JAMA Health Forum. 2022. JAMA Network. 2022 September 16.

Authors

Erin Lindsey Duffy1, Adam Biener2, Christopher Garmon3, Erin Trish1

Affiliation

1University of Southern California Leonard D. Schaeffer Center for Health Policy and Economics, Los Angeles

2Economics Department, Lafayette College, Easton, Pennsylvania

3Department of Public Affairs, University of Missouri–Kansas City, Kansas City

Importance The No Surprises Act (NSA), which took effect on January 1, 2022, applies a qualifying payment amount (QPA) as an out-of-network payment reference point.
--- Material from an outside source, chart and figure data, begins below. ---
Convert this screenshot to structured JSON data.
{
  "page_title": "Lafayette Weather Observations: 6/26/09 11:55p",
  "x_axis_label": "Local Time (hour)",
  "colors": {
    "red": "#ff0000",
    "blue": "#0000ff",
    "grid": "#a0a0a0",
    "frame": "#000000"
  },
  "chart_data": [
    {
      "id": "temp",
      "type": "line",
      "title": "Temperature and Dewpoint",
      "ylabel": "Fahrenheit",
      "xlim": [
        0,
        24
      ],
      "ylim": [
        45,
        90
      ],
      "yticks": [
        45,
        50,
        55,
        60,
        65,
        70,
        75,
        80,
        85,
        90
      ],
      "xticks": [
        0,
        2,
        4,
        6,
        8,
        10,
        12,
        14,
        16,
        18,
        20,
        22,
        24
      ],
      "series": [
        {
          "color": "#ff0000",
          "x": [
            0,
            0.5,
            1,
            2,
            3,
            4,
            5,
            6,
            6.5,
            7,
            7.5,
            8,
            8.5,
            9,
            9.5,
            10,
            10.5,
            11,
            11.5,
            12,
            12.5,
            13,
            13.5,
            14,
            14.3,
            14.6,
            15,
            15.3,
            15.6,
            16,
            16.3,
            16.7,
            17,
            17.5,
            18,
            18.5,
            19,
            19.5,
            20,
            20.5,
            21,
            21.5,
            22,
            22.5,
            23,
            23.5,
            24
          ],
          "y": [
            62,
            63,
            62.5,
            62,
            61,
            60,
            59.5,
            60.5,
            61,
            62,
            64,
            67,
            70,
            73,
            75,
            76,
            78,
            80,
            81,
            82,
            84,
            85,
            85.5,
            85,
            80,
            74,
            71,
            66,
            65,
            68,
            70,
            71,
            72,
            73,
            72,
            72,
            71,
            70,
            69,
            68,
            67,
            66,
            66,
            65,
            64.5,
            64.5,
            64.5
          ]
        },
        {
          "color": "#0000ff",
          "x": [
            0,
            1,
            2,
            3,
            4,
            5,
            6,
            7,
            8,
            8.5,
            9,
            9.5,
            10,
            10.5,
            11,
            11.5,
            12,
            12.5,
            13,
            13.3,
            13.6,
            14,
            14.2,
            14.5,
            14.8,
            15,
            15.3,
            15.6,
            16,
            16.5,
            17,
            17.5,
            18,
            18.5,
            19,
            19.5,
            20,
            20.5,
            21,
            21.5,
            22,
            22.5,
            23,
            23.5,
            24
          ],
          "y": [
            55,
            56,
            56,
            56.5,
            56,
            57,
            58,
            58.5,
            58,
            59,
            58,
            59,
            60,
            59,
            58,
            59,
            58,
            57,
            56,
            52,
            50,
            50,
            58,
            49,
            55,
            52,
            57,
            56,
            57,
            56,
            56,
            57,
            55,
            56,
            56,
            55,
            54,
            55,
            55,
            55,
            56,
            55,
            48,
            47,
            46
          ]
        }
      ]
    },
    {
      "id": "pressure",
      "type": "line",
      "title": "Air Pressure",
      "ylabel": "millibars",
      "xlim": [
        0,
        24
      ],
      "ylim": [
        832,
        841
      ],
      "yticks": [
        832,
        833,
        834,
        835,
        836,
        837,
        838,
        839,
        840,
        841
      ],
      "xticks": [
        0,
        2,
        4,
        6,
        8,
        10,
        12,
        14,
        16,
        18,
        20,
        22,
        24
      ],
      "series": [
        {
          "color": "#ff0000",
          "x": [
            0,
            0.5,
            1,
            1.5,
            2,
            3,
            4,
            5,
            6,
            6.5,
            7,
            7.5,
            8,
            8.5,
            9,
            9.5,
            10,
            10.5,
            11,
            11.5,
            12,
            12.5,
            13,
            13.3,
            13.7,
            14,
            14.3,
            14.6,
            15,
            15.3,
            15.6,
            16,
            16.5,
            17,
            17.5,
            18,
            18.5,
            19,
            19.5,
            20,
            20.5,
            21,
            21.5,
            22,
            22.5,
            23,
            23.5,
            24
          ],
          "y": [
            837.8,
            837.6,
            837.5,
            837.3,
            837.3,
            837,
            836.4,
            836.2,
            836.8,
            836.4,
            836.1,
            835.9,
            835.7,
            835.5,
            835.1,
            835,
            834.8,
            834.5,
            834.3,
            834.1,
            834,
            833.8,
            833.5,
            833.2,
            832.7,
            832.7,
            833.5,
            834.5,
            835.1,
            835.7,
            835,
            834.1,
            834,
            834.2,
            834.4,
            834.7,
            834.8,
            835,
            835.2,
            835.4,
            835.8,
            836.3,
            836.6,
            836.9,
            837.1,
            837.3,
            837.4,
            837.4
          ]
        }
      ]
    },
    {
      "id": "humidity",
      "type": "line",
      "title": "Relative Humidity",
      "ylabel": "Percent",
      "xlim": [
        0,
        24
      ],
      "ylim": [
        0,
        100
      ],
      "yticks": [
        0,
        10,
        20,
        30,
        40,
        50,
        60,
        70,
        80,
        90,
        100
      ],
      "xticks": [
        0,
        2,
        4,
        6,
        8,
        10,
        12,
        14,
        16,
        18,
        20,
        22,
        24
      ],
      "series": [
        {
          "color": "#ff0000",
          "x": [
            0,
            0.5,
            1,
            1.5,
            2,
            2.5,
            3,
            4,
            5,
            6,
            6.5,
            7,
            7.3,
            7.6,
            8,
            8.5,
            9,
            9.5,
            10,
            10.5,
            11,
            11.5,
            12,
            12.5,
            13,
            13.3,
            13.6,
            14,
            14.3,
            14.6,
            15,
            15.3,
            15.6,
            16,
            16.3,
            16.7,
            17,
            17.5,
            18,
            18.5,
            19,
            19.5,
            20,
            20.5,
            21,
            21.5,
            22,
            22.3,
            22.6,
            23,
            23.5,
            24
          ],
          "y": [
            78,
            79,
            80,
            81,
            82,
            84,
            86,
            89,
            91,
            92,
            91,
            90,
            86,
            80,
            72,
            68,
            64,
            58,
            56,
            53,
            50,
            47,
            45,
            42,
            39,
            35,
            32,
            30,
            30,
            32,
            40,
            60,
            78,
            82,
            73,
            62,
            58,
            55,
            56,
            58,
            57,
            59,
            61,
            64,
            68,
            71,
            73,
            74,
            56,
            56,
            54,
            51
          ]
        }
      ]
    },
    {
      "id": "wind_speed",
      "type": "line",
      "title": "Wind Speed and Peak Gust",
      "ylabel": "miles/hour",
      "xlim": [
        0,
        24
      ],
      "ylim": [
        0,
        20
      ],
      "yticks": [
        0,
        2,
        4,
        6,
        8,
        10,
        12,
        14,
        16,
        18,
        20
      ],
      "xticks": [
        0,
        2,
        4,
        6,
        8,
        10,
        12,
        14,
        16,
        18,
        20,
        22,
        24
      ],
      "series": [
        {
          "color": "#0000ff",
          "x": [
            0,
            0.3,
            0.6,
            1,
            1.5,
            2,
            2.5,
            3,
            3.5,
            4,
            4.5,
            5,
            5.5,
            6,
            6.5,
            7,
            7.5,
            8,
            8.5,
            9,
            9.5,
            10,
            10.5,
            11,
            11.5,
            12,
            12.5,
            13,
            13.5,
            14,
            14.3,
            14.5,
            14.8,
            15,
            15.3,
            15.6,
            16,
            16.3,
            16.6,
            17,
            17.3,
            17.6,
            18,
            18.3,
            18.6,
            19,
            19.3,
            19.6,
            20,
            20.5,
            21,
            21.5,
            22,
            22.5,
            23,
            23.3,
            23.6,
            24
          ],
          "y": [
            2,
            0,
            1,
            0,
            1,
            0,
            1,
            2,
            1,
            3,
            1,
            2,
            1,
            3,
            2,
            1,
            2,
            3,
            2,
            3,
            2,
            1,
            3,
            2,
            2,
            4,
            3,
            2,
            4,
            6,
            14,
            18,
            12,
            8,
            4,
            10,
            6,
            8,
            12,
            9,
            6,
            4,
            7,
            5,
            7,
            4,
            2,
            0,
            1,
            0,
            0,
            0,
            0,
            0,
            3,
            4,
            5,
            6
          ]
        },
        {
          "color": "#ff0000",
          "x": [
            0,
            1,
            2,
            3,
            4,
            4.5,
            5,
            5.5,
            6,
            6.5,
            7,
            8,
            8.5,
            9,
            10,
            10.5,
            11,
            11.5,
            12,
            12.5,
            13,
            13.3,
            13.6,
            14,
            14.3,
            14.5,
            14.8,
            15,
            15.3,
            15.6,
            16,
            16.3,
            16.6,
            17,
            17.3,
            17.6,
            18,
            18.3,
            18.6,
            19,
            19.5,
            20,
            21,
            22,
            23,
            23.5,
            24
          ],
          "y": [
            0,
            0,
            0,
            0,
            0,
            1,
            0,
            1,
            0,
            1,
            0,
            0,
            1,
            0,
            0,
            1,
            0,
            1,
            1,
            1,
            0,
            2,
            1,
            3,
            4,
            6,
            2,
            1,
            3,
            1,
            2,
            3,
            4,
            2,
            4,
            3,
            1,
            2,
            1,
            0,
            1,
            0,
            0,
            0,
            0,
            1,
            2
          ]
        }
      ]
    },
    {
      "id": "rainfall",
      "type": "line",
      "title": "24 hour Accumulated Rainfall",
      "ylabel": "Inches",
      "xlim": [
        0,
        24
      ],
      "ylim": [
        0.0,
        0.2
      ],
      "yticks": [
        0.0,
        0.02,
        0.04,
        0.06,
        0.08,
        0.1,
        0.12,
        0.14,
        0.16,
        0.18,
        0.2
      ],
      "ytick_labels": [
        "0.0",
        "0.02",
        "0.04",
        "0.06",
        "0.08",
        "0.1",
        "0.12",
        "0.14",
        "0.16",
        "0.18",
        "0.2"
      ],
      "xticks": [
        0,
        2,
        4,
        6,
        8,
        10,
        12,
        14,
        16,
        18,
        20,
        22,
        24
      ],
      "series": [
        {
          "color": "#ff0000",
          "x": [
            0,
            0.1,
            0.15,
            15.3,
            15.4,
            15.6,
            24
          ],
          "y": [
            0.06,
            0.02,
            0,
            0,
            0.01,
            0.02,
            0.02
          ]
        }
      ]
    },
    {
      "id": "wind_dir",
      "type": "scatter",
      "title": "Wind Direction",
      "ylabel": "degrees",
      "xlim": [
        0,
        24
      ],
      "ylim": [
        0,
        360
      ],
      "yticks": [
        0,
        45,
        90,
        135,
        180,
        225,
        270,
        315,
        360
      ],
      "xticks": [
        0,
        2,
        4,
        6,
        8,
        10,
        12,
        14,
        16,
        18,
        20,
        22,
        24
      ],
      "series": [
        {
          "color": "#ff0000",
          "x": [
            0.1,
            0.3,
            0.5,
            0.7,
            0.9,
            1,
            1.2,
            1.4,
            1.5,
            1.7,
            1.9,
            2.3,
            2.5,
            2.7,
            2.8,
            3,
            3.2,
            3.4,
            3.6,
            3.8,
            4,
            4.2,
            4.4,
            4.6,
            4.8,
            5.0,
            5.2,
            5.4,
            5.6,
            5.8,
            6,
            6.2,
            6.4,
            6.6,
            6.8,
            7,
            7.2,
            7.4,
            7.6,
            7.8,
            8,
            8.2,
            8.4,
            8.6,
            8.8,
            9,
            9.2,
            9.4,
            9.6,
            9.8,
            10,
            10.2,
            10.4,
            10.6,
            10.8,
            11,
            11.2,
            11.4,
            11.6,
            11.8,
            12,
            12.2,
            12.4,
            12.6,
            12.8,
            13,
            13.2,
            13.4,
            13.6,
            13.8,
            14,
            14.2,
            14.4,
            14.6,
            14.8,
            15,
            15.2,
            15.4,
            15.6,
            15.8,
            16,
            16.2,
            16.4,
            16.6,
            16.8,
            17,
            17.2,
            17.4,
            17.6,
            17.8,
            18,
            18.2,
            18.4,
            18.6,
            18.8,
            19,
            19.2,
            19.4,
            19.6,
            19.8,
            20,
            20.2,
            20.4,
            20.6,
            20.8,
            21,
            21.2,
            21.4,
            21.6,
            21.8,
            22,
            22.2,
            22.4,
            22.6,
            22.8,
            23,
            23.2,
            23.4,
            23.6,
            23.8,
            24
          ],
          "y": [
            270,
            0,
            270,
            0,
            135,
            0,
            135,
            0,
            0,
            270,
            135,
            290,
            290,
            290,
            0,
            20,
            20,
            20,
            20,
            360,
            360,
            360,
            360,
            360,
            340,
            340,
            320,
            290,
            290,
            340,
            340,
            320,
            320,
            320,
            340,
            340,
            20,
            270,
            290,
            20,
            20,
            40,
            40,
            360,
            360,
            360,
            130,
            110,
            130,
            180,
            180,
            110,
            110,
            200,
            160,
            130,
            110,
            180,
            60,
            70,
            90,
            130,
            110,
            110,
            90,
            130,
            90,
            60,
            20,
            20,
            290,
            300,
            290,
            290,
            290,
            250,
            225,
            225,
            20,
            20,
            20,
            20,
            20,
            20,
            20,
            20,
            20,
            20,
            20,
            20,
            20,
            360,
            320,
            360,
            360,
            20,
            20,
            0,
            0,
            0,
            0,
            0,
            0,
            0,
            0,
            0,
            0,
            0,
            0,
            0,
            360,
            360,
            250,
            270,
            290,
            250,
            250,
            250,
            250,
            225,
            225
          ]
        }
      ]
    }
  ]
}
An understanding of how QPA measures compare with the in-network and out-of-network payments physicians received before the NSA implementation may be useful to policy makers and stakeholders.

Objective To estimate the QPA for geographic and funding markets and compare QPA estimates with in-network and out-of-network payments for 2019 emergency medicine claims.

Design, Setting, and Participants This cross-sectional study of US commercial insurance claims assessed the Health Care Cost Institute’s 2019 commercial professional emergency medicine claims (Current Procedural Terminology [CPT] codes 99281-99285 and 99291) and included enrollees in commercial health maintenance organizations, exclusive provider organizations, point of service, and preferred provider organizations self- funded and fully insured through Aetna, Humana, and some Blue Health Intelligence plans. Claims with missing or inconsistent data fields were excluded. Data were analyzed November 1, 2021, to April 7, 2022.

Main Outcomes and Measures The QPA was calculated as the median allowed amount of all observed claims within strata defined by geographic region, CPT code, and funding market. For each stratum, the ratio of mean in- network allowed amounts to QPAs and mean out-of-network allowed amounts to QPAs were calculated. Then the volume-weighted mean of these ratios was computed across CPT codes within each geographic and funding market stratum.

Results The analytic sample included 7 556 541 professional emergency claims with a mean (SD) allowed amount of $313 ($306) and mean (SD) QPA of $252 ($133). Among the 650 geographic and market strata in the sample, the mean in-network allowed amounts were 14% (ratio, 0.96) higher than the estimated QPA. For the subset of strata with a sufficient sample of out-of- network claims (n = 227), the mean out-of-network payments were 112% (ratio, 2.12) higher than the QPA. More generous out-of-network payments were from self-funded plans (120% [ratio, 2.20] higher than the QPA estimate) vs fully insured plans (43% [ratio, 1.43] higher than the QPA estimate). Mean in- network allowed amounts for nonphysician clinicians were 4% (ratio, 1.04) lower than the QPA, whereas mean in-network allowed amounts for physicians were 15% (ratio, 1.15) higher than the QPA estimates. These differences remained after adjusting for geographic region.

Conclusions and Relevance The findings of this cross-sectional study of US commercial insurance claims suggest that the NSA may have heterogeneous implications for out-of-network payments and negotiating leverage experienced by emergency medicine physicians in different geographic markets, with the potential for greater implications in the self-funded market.